Tahun 2005 mereka merilis album keempat mereka “Seediq Bale”, yang didasarkan pada insiden Wushe. Di album ini symponic black metal dicampur dengan unsur – unsur Taiwan dengan penggunaan Erhu diperbanyak. Album ini dirilis dalam bahasa Mandarin dan Inggris.

Awal tahun 2006 CHTHONIC tampil di konser “A Decade on the Throne” di Huashan Culture Park Taipeh. Untuk merayakan ultah band ke-10 mereka merilis DVD konser tersebut, album kompilasi Pandemonium dan buku CHTHONIC Dynasty melalui Eurasian Books.

Kontroversi album “Seediq Bale” membuat album tersebut diproduksi dalam versi bahasa Inggris dan dilempar pada tahun tahun 2006 dan 2007 di beberapa negara. Untuk Jepang dirilis oleh Howling Bull dan untuk Amerika bagian Utara melalui Megaforce Records, sedangkan untuk konsumsi Eropa dirilis oleh SPV Records. Selain itu album “Seediq Bale” juga dirilis di beberapa negara Amerika Selatan dan Asia.

Tahun 2007 CHTHONIC mulai berani menyuarakan “wajah” politisnya, hingga mereka menetapkan  tahun 2007 sebagai  “Unlimited Taiwan Tour” untuk menarik kesadaran PBB karena tidak mengakui kedaulatan Taiwan.

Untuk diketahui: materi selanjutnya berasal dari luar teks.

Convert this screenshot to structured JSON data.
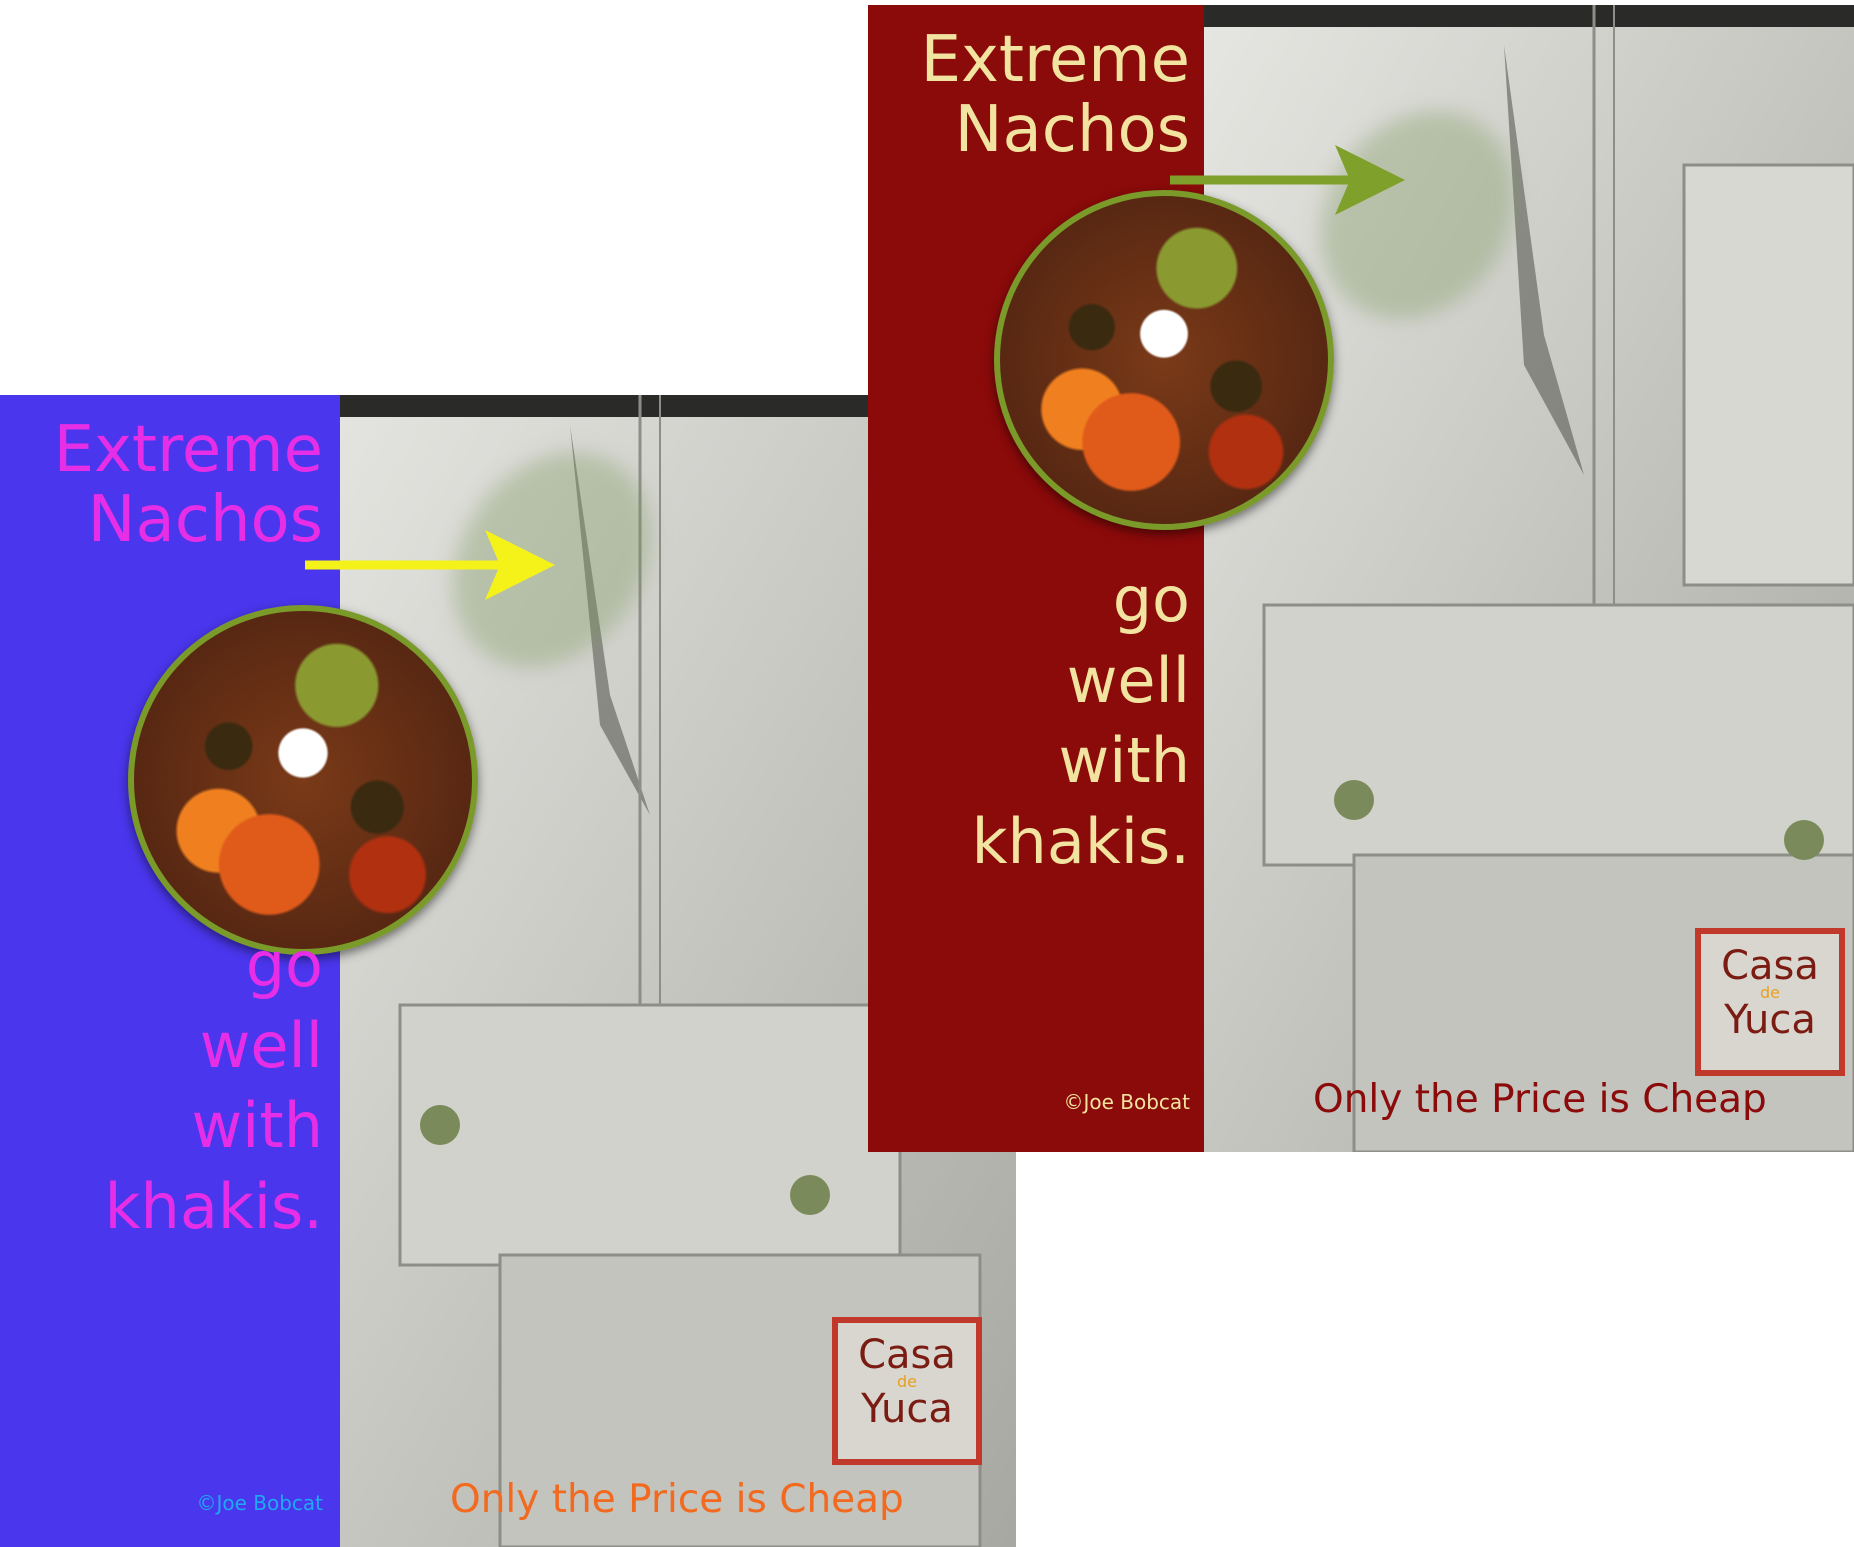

Protes simbolik ini diliput oleh media – media mainstream asal Amerika Serikat seperti TV NBC, New York Times, Los Angeles Times, Washington Post dan lainnya. “Perjuangan” politik lewat musik metal mampu menunjukkan kepada dunia tentang kedudukan Taiwan.

Di tahun 2007 mereka juga tour dibeberapa negara Eropa bersama dengan band – band papan atas seperti Nile, Daath, Obituary, Cradle of Filth, Marduk, Ensiferum dan 3 Inches of Blood. Sebuah buku memor romantisme perjuangan beralaskan musik berjudul “Guts” , yang menampilkan buku harian “Unlimited Taiwan Tour” dirilis di Eropa dan Asia.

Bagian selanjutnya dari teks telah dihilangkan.